- Reset + PDFPrint

President of the Republic: Estonian schools are not inferior to others

05.01.2007

Speaking at the educational forum at the Haapsalu Vocation Education Center today, President Toomas Hendrik Ilves said that teachers require a sense of security that the reorganizations that have been discussed and deliberated within a circle of experts will reach their logical conclusion. “This is a belief that, after long years of searching and reform, Estonia’s educational system is finding the road that can lead any country or people to its most important objective—a wise nation in the 21st century,” said President Ilves.

“I do not think that a new era requires new people or that, in the age of Internet and mobile phones, the work of teachers needs to be done totally differently. Whether in ancient Greece or today’s Estonia, the main role of a teacher is still to arouse interest and provide guidance. The greatest challenge of this occupation is to make unavoidable necessities interesting. However, this requires that the teacher is fanatical, in the good sense, about his or her subject, and is a creative person, not just an insensitive worker,” said the Head of State.

“I myself have gone to school in the U.S. and my son has studied in German, Estonian, and American schools. Estonians schools are not inferior to others, but unfortunately, they are also not significantly better. Differences do exist at the university level and primarily in the humanitarian fields,” said the President of the Republic.

He recalled the positions voiced recently at the General Assembly of the Academy of Sciences and the newly created President’s Academic Advisory Board: that the development and success of countries and economies that are knowledge-based is connected one-to-one to the percentage of students that are studying sciences and natural sciences and to the number of educated engineers. “Those preparing and approving curricula for general education schools also cannot ignore this fact. If we reduce the number of subject hours in mathematics, physics, or biology today, then in 20-30 years at the latest, our children will have a reason to be dissatisfied with us,” said President Ilves.

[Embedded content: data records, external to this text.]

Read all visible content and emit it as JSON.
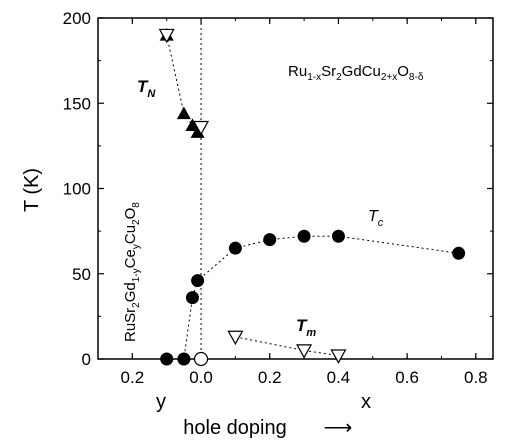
{
  "chart_data": {
    "type": "scatter",
    "title": "",
    "xlabel": "hole doping",
    "xlabel_arrow": "⟶",
    "ylabel": "T (K)",
    "x_axis": {
      "range": [
        -0.3,
        0.85
      ],
      "left_side_label": "y",
      "right_side_label": "x",
      "ticks": [
        {
          "value": -0.2,
          "label": "0.2"
        },
        {
          "value": 0.0,
          "label": "0.0"
        },
        {
          "value": 0.2,
          "label": "0.2"
        },
        {
          "value": 0.4,
          "label": "0.4"
        },
        {
          "value": 0.6,
          "label": "0.6"
        },
        {
          "value": 0.8,
          "label": "0.8"
        }
      ]
    },
    "y_axis": {
      "range": [
        0,
        200
      ],
      "ticks": [
        {
          "value": 0,
          "label": "0"
        },
        {
          "value": 50,
          "label": "50"
        },
        {
          "value": 100,
          "label": "100"
        },
        {
          "value": 150,
          "label": "150"
        },
        {
          "value": 200,
          "label": "200"
        }
      ]
    },
    "reference_line_x": 0.0,
    "annotations": {
      "right_compound": {
        "base": [
          "Ru",
          "Sr",
          "GdCu",
          "O"
        ],
        "subs": [
          "1-x",
          "2",
          "2+x",
          "8-δ"
        ]
      },
      "left_compound": {
        "base": [
          "RuSr",
          "Gd",
          "Ce",
          "Cu",
          "O"
        ],
        "subs": [
          "2",
          "1-y",
          "y",
          "2",
          "8"
        ]
      }
    },
    "series": [
      {
        "label_base": "T",
        "label_sub": "N",
        "marker": "triangle-up-filled",
        "points": [
          [
            -0.1,
            190
          ],
          [
            -0.05,
            144
          ],
          [
            -0.025,
            137
          ],
          [
            -0.01,
            133
          ]
        ]
      },
      {
        "label_base": "T",
        "label_sub": "N",
        "marker": "triangle-down-open",
        "points": [
          [
            -0.1,
            190
          ],
          [
            0.0,
            136
          ]
        ]
      },
      {
        "label_base": "T",
        "label_sub": "c",
        "marker": "circle-filled",
        "points": [
          [
            -0.1,
            0
          ],
          [
            -0.05,
            0
          ],
          [
            -0.025,
            36
          ],
          [
            -0.01,
            46
          ],
          [
            0.1,
            65
          ],
          [
            0.2,
            70
          ],
          [
            0.3,
            72
          ],
          [
            0.4,
            72
          ],
          [
            0.75,
            62
          ]
        ]
      },
      {
        "label_base": "T",
        "label_sub": "c",
        "marker": "circle-open",
        "points": [
          [
            0.0,
            0
          ]
        ]
      },
      {
        "label_base": "T",
        "label_sub": "m",
        "marker": "triangle-down-open",
        "points": [
          [
            0.1,
            13
          ],
          [
            0.3,
            5
          ],
          [
            0.4,
            2
          ]
        ]
      }
    ]
  }
}
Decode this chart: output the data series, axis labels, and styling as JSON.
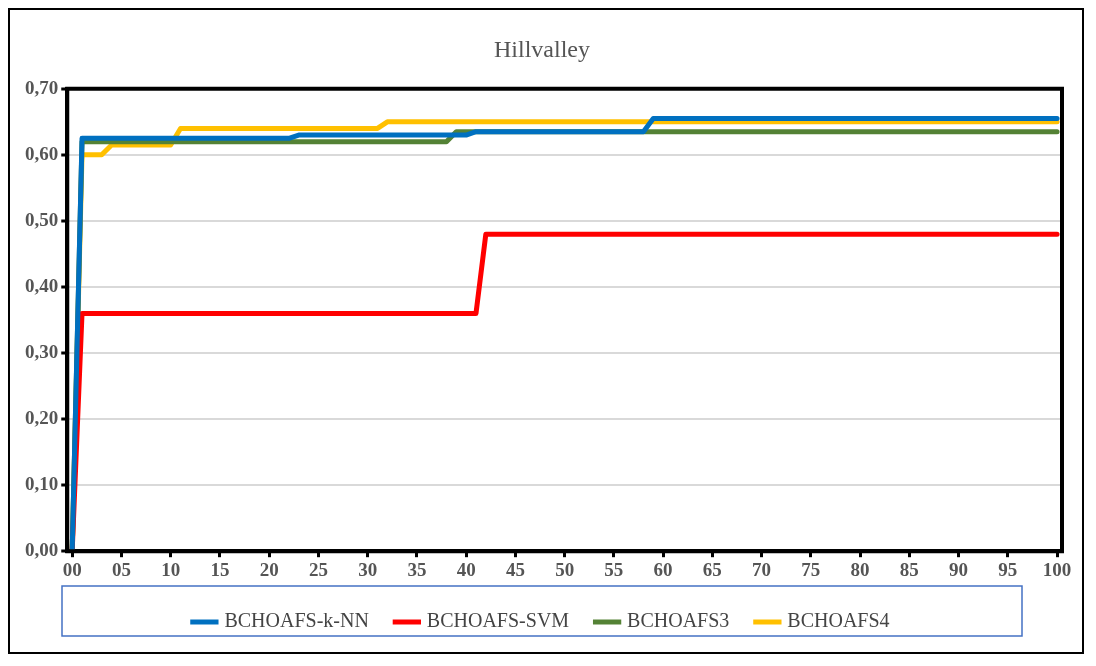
{
  "chart_data": {
    "type": "line",
    "title": "Hillvalley",
    "xlim": [
      -0.5,
      100.5
    ],
    "xticks": [
      {
        "value": 0,
        "label": "00"
      },
      {
        "value": 5,
        "label": "05"
      },
      10,
      15,
      20,
      25,
      30,
      35,
      40,
      45,
      50,
      55,
      60,
      65,
      70,
      75,
      80,
      85,
      90,
      95,
      100
    ],
    "ylim": [
      0,
      0.7
    ],
    "yticks": [
      {
        "value": 0,
        "label": "0,00"
      },
      {
        "value": 0.1,
        "label": "0,10"
      },
      {
        "value": 0.2,
        "label": "0,20"
      },
      {
        "value": 0.3,
        "label": "0,30"
      },
      {
        "value": 0.4,
        "label": "0,40"
      },
      {
        "value": 0.5,
        "label": "0,50"
      },
      {
        "value": 0.6,
        "label": "0,60"
      },
      {
        "value": 0.7,
        "label": "0,70"
      }
    ],
    "grid": "y",
    "legend": "bottom",
    "marker": "none",
    "line_style": "solid",
    "series": [
      {
        "name": "BCHOAFS-k-NN",
        "color": "#0070c0",
        "x": [
          0,
          1,
          22,
          23,
          40,
          41,
          58,
          59,
          100
        ],
        "values": [
          0,
          0.625,
          0.625,
          0.63,
          0.63,
          0.635,
          0.635,
          0.655,
          0.655
        ]
      },
      {
        "name": "BCHOAFS-SVM",
        "color": "#ff0000",
        "x": [
          0,
          1,
          41,
          42,
          100
        ],
        "values": [
          0,
          0.36,
          0.36,
          0.48,
          0.48
        ]
      },
      {
        "name": "BCHOAFS3",
        "color": "#548235",
        "x": [
          0,
          1,
          38,
          39,
          100
        ],
        "values": [
          0,
          0.62,
          0.62,
          0.635,
          0.635
        ]
      },
      {
        "name": "BCHOAFS4",
        "color": "#ffc000",
        "x": [
          0,
          1,
          3,
          4,
          10,
          11,
          31,
          32,
          100
        ],
        "values": [
          0,
          0.6,
          0.6,
          0.615,
          0.615,
          0.64,
          0.64,
          0.65,
          0.65
        ]
      }
    ]
  }
}
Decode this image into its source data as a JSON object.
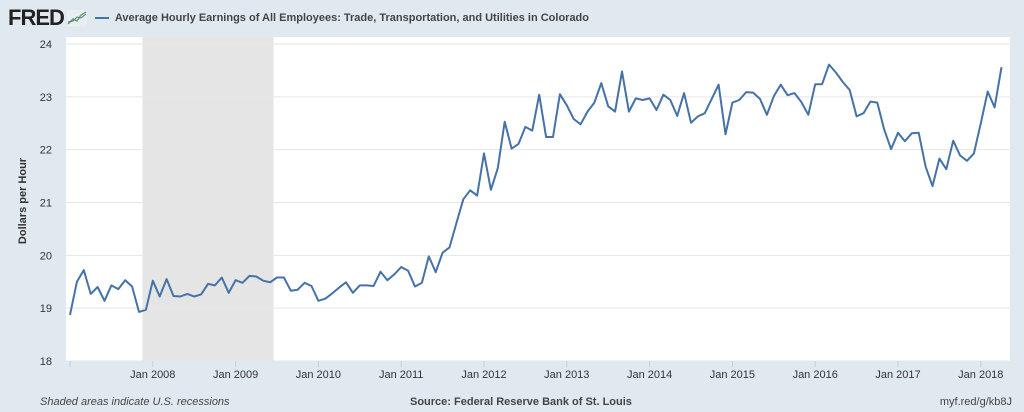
{
  "header": {
    "logo": "FRED",
    "title": "Average Hourly Earnings of All Employees: Trade, Transportation, and Utilities in Colorado"
  },
  "footer": {
    "note": "Shaded areas indicate U.S. recessions",
    "source": "Source: Federal Reserve Bank of St. Louis",
    "link": "myf.red/g/kb8J"
  },
  "colors": {
    "line": "#4572a7",
    "recession": "#e5e5e5",
    "background": "#e1e9f0"
  },
  "chart_data": {
    "type": "line",
    "title": "Average Hourly Earnings of All Employees: Trade, Transportation, and Utilities in Colorado",
    "xlabel": "",
    "ylabel": "Dollars per Hour",
    "ylim": [
      18,
      24
    ],
    "yticks": [
      "18",
      "19",
      "20",
      "21",
      "22",
      "23",
      "24"
    ],
    "xticks": [
      "Jan 2008",
      "Jan 2009",
      "Jan 2010",
      "Jan 2011",
      "Jan 2012",
      "Jan 2013",
      "Jan 2014",
      "Jan 2015",
      "Jan 2016",
      "Jan 2017",
      "Jan 2018"
    ],
    "x_start": "2007-01",
    "x_end": "2018-04",
    "frequency": "monthly",
    "grid": true,
    "recessions": [
      {
        "start": "2007-12",
        "end": "2009-06"
      }
    ],
    "series": [
      {
        "name": "Average Hourly Earnings of All Employees: Trade, Transportation, and Utilities in Colorado",
        "values": [
          18.87,
          19.5,
          19.72,
          19.27,
          19.4,
          19.14,
          19.43,
          19.36,
          19.53,
          19.41,
          18.93,
          18.97,
          19.52,
          19.22,
          19.55,
          19.23,
          19.22,
          19.27,
          19.22,
          19.26,
          19.46,
          19.43,
          19.58,
          19.29,
          19.53,
          19.48,
          19.61,
          19.6,
          19.52,
          19.49,
          19.58,
          19.58,
          19.33,
          19.35,
          19.48,
          19.42,
          19.14,
          19.18,
          19.28,
          19.39,
          19.49,
          19.29,
          19.43,
          19.43,
          19.42,
          19.69,
          19.53,
          19.64,
          19.78,
          19.71,
          19.41,
          19.48,
          19.98,
          19.68,
          20.05,
          20.15,
          20.61,
          21.06,
          21.23,
          21.13,
          21.93,
          21.24,
          21.65,
          22.53,
          22.02,
          22.11,
          22.43,
          22.36,
          23.04,
          22.24,
          22.24,
          23.05,
          22.84,
          22.58,
          22.48,
          22.72,
          22.89,
          23.26,
          22.82,
          22.72,
          23.48,
          22.72,
          22.97,
          22.94,
          22.97,
          22.75,
          23.04,
          22.94,
          22.64,
          23.07,
          22.51,
          22.63,
          22.69,
          22.96,
          23.23,
          22.29,
          22.89,
          22.94,
          23.09,
          23.08,
          22.96,
          22.66,
          23.01,
          23.23,
          23.03,
          23.07,
          22.9,
          22.66,
          23.24,
          23.24,
          23.61,
          23.46,
          23.28,
          23.13,
          22.63,
          22.69,
          22.91,
          22.89,
          22.38,
          22.01,
          22.32,
          22.16,
          22.31,
          22.32,
          21.68,
          21.31,
          21.83,
          21.63,
          22.17,
          21.89,
          21.79,
          21.93,
          22.5,
          23.1,
          22.8,
          23.56
        ]
      }
    ]
  }
}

The Head of State also quoted “Estonian Educational Strategies 2015”, a document that will soon be ten years old and that proclaims education as the national religion of Estonians. “It is the belief in the power of knowledge, that education opens doors, and helps in every sense to achieve a richer and better-quality life. The Estonian people arrived at this understanding already in the 19th century, when farm families sent their middle and younger sons to school in town,” said President Ilves. “We should maintain this belief. This means we must continue to learn. We must all learn—the President, Minister of Education, school director, teacher as well as students.”

The objective of the Educational Forum 2006: Teachers in a Learning School and Society is to start a public discussion about the future development of teacher professionalism, to support learning becoming cognitively more interesting, and to provide the public with an opportunity to participate in the discussion on the formation of the state’s policies regarding teachers.